Rien ne s’oppose juridiquement à ce que des citoyens chinois partagent l’intimité d’étrangers. Cependant, la loi sur la sécurité nationale tient désormais les étrangers et tout rapprochement avec eux comme suspect. En réalité, c’est un problème très ancien. Pour évoquer quelques exemples, au XIXe siècle, la collusion entre pouvoir mandchou et ressortissants Han était de plus en plus considérée comme antipatriotique. À la fin des années 30, la figure du traître est évidemment associée à la collaboration avec l’occupant japonais. Dans l’imaginaire collectif, les femmes soupçonnées de collaboration seront plus gravement conspuées que les hommes. « Lust Caution », film du cinéaste Ang Lee nous renseigne en cela autant que la terrible image, « La Tondue de Chartres » du photographe Robert Capa. Dans toutes les sociétés brutalisées, la femme sert de bouc-émissaire à la violence et à la frustration des hommes. Dans le cas présent, c’est une étudiante de Dalian qui est expulsée de son université après avoir eu une « affaire », comme on le dit en anglais, avec un Ukrainien. Cette histoire très médiatisée ne relève pas du hasard. Dalian conserve les stigmates infamants de l’occupation japonaise d’une part et d’autre part celui qui est tenu pour responsable des déboires de cette jeune femme est un Ukrainien. À l’heure où Pékin vante tant sa proximité de vues avec Moscou, cette histoire tombe à pic pour la propagande chinoise, vous ne trouvez pas ?!

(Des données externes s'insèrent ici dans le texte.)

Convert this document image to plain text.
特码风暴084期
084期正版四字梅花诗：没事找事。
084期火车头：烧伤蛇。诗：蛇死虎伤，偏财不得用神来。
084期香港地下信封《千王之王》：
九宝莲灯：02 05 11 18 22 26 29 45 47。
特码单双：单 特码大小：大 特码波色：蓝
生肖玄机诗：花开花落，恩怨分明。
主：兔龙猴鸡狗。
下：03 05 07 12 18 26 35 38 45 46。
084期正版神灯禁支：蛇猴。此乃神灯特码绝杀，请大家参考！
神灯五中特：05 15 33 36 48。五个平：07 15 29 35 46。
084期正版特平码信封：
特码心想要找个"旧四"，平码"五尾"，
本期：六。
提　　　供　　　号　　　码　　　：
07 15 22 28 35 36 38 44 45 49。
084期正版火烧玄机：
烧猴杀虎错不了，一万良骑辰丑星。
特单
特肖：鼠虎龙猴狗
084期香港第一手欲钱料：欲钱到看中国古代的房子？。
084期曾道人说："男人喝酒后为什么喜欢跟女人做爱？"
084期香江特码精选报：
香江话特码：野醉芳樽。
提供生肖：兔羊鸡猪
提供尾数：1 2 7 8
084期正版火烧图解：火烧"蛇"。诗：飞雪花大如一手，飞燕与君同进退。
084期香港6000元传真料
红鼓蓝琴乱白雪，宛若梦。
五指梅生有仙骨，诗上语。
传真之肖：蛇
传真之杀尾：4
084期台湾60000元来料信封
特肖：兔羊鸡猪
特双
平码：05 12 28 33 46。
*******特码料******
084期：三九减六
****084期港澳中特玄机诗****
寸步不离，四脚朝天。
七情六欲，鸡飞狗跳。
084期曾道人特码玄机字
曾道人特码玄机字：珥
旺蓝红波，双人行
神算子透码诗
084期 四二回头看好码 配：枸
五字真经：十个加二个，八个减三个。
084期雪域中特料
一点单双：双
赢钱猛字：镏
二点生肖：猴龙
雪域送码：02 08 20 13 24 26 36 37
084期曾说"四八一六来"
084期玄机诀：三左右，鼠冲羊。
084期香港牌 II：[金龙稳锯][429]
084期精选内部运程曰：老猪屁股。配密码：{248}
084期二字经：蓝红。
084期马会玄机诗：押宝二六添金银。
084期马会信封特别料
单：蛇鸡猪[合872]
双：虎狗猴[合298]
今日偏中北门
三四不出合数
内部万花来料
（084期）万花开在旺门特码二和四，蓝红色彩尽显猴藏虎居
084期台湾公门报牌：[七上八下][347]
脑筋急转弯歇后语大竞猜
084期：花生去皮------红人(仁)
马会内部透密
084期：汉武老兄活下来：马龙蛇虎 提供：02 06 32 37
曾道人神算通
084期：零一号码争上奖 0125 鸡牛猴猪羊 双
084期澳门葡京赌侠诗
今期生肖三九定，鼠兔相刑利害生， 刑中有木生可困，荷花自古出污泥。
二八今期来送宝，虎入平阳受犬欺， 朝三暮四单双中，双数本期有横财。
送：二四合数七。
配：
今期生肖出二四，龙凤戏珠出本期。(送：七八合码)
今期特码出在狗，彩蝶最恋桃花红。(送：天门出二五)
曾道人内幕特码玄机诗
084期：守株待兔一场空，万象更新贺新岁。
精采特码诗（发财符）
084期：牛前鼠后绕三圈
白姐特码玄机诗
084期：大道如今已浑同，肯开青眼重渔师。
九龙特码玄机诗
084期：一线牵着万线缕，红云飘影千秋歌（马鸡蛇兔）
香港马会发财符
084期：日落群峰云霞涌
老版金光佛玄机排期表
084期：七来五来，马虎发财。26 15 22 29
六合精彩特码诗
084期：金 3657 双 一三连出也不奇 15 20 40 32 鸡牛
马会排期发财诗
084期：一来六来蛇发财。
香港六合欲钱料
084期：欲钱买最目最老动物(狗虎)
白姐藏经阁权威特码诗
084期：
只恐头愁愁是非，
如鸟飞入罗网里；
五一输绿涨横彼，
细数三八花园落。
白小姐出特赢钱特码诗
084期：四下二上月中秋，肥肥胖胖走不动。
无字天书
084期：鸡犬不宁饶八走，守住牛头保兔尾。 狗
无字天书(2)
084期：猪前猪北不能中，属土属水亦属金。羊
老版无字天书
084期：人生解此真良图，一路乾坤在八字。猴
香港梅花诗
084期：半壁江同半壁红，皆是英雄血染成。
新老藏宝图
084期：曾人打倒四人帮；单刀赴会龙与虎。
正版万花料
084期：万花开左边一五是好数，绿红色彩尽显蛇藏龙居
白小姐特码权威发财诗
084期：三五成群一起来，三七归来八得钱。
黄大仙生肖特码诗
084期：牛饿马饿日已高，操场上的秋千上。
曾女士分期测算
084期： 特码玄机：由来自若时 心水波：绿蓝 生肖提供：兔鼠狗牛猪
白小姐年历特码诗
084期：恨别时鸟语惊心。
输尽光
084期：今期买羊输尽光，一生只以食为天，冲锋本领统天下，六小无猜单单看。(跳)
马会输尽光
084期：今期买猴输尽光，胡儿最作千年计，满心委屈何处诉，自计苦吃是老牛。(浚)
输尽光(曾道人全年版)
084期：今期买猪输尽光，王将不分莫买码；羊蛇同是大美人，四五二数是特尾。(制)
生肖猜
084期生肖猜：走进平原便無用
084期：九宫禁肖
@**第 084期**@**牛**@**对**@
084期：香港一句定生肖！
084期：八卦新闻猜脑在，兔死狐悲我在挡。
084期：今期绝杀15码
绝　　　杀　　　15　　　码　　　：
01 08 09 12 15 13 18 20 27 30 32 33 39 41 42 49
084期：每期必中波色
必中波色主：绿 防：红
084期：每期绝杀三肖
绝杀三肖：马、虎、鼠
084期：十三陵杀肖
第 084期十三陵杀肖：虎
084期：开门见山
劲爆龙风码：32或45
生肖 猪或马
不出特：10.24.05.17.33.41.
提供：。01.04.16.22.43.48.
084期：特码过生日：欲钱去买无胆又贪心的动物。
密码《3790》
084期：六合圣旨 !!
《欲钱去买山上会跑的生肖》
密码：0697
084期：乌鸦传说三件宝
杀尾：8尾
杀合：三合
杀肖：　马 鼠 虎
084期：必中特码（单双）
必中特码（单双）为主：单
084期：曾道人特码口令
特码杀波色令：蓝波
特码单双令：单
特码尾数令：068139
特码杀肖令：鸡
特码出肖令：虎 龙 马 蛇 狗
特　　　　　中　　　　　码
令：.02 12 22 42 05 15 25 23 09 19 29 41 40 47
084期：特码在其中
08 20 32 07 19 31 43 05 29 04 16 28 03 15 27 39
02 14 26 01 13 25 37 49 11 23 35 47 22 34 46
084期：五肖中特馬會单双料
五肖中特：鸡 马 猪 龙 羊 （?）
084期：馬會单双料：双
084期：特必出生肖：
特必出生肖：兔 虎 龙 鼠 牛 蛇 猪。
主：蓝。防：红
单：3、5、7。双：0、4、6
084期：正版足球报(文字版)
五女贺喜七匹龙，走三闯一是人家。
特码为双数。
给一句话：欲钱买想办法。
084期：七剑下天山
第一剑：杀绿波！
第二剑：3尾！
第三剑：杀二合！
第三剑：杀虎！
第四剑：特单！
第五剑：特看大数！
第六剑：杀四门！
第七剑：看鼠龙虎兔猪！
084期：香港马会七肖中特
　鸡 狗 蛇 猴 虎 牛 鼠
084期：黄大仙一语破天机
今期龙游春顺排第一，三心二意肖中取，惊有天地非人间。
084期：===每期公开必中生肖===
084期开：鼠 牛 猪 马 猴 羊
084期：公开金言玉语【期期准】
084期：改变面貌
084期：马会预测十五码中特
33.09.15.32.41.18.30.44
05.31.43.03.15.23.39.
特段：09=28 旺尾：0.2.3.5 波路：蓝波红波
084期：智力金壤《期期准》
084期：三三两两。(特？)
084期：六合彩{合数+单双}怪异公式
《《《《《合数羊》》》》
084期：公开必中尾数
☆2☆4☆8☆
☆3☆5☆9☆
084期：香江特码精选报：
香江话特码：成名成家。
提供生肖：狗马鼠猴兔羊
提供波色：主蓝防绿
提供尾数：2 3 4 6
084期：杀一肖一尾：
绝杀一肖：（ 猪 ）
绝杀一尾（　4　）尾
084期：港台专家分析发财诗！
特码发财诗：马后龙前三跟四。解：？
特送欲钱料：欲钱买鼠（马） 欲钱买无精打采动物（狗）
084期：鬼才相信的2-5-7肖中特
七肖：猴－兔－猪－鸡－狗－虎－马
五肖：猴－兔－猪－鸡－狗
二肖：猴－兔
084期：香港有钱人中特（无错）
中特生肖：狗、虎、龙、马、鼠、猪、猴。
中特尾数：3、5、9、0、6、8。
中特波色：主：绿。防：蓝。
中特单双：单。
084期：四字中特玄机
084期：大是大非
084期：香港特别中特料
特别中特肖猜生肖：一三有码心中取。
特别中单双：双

Le nationalisme étant chauffé à blanc, tout rapport à l’étranger comporte un risque. Dans la construction identitaire du pays, ce nationalisme repose sur un rapport schmittien (en référence à Carl Schmitt) Eux / Nous quant à la définition de l’ami et de l’ennemi. À l’époque maoïste, ce rapport intègre les classifications marxistes: vous êtes bourgeois, vous êtes Américain, vous êtes donc un ennemi de la nation chinoise. Désormais ce rapport se base sur des critères de race. En découle une suspicion accrue vis à vis de ceux que l’on désigne de plus en plus souvent comme des ennemis de l’intérieur, Tibétains ou Ouïgours notamment. Dans ce contexte, les femmes font l’objet d’une attention soutenue. Leur émancipation est tenue pour dangereuse. En cela, l’esprit du 4 Mai 1919 qui avait vu la Chine s’ouvrir à la modernité en prônant le droit de divorce et l’égalité des sexes, est vigoureusement combattu par Xi Jinping lui-même qui, tel Vladimir Poutine, n’a de cesse que d’inciter le maintien des femmes au foyer en les cantonnant à un rôle de procréatrice. En cela, sexisme et paternalisme ont fait un grand bond en avant dans la Chine actuelle.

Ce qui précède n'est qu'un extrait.